The World War II Triple Agent Who Inspired James Bond

The World War II Triple Agent Who Inspired James Bond

Khalid Elhassan - September 6, 2018

Few people have ever have led a life as extraordinary or as impactful as did the Serb Dusan “Dusko” Popov (1912 – 1981), a World War II triple agent who was awarded medals by both the Germans and the British. A mostly unsung and largely unrecognized hero, Popov played an oversized role in securing the success of the Allied invasion of Normandy. And he pulled it off in style: helping defeat the Nazis while running around living the dream life of playboys, partying it up in top notch night clubs and casinos with a bevy of beauties and famous actresses.

He managed that because he was blessed with an abundance of natural charm and smoothness, good looks that set hearts aflutter, plus an agreeable presence that just drew people to him. That combination of charisma, coolness, wit and looks did not go unnoticed by a mid level British intelligence officer named Ian Fleming, who would go on after the war to create fiction’s greatest spy, James Bond. Indeed, it is almost a certainty that Fleming, who became acquainted with Popov during the war, modeled much of Agent 007 upon the smooth Serbian operator.

The World War II Triple Agent Who Inspired James Bond
Popov, looking as dapper in real life as Agent 007 could ever wish to be. Pintrest

Popov’s Journey From Dilettante Playboy to Antifascist

Popov was what might be called one of fortune’s favorites, starting with his birth in 1912 into a wealthy Serbian family that had been affluent for centuries. His grandfather was a rich banker and businessman who owned factories, mines, and retail establishments, and his father made the family richer still by adding real estate to its investment portfolio. Popov, an avid outdoorsman and athlete since childhood, thus grew up in the lap of luxury, attended by servants in the family’s numerous villas or while sailing the seas in one of the family’s numerous yachts.

He was set on the playboy path from an early age by an indulgent father, who built his kids a huge seaside villa, and gave them generous allowances that allowed them to host lavish parties there. However, while Popov’s father was indulgent, he did not simply spoil his kids rotten, but also insisted that they get as good a top notch education as his considerable wealth could afford. Thus, by the time Popov was a teenager he was fluent in French, German, and Italian, in addition to his native Serbian. Such linguistic skills would come in handy down the road.

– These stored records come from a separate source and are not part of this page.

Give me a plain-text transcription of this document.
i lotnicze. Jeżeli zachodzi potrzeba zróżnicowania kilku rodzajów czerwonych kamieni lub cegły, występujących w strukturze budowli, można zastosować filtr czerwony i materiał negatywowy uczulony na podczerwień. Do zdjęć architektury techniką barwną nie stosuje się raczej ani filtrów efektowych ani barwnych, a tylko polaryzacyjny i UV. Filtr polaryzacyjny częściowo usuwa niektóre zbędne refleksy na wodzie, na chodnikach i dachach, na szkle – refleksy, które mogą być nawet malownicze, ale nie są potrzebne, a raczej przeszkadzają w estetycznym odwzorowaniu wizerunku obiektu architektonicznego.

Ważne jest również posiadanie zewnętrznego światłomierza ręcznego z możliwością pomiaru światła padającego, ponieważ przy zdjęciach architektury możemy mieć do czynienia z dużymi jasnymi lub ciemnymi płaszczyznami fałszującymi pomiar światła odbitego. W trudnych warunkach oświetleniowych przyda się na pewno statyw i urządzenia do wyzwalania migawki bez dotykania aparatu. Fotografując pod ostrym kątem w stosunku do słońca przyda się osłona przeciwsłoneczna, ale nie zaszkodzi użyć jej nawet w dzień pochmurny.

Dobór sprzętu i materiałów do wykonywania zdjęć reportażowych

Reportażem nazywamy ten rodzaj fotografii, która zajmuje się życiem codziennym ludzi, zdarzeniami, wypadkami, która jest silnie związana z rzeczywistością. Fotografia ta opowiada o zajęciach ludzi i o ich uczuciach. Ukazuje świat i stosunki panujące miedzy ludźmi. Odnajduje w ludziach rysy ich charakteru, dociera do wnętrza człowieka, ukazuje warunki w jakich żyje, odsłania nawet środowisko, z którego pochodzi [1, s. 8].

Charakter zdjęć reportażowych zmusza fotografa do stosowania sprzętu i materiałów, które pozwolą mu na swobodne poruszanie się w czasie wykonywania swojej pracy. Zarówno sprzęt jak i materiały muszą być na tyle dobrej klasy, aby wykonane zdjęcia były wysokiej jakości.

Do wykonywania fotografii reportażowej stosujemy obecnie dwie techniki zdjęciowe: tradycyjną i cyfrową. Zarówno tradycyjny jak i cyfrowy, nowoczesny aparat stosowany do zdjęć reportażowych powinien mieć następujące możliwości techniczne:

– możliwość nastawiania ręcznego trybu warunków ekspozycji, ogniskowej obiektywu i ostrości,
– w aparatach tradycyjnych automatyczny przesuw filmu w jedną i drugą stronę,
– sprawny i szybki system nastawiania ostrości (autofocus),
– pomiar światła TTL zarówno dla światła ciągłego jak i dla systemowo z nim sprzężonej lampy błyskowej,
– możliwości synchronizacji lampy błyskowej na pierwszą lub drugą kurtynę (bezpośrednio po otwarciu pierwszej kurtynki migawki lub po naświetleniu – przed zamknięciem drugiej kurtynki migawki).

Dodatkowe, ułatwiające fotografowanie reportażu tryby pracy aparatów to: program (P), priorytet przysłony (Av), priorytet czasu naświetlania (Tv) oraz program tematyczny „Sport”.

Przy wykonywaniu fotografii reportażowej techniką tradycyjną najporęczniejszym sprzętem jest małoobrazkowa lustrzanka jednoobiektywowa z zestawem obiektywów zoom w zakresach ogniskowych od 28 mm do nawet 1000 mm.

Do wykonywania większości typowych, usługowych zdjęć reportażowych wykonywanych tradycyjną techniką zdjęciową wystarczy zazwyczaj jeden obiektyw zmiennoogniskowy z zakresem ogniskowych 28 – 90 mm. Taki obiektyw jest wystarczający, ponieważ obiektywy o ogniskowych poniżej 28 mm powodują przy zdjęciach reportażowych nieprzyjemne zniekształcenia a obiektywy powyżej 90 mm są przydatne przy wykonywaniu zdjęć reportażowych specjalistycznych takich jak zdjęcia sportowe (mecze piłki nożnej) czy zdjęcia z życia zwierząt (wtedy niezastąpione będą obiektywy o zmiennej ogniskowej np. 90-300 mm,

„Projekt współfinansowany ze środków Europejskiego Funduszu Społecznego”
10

After studying in England – where he got expelled from a prestigious prep school – and France, Popov returned home to study law at the University of Belgrade. At age 22, he went to Germany to pursue a doctorate at a university there, not long after the Nazis came to power. There, he befriended a rich German student named Johnny Jebsen, who had anti Nazi views.

The World War II Triple Agent Who Inspired James Bond
Dusko Popov. Total Croatia News

While in Germany, Popov, who until then had simply been a dilettante playboy with no interest in politics, came to loathe the Nazis and develop strong political opinions against them. He was not discrete about his views, however, and in 1937 he was arrested by the Gestapo on suspicion of being a communist, and tossed into prison. His friend Jebsen came to his aid, alerting Popov’s father, who in turn got the Yugoslav government involved. After high level contacts between Yugoslavia’s prime minister and Herman Goering, then head of the Gestapo, Popov was sprung from jail but ordered expelled from Germany.

The experience did nothing to improve his opinion of the Nazis, and when WWII broke out, Popov was primed and eager to pay them back if the opportunity presented itself. It presented itself when his friend Jebsen, whose family’s business needed favors from Popov’s, informed him in 1940 that he had joined Germany’s military intelligence, the Abwehr. Popov passed that information to a contact in the British embassy named Clement Hope, along with the observation that Jebsen was not that fond of the Nazis.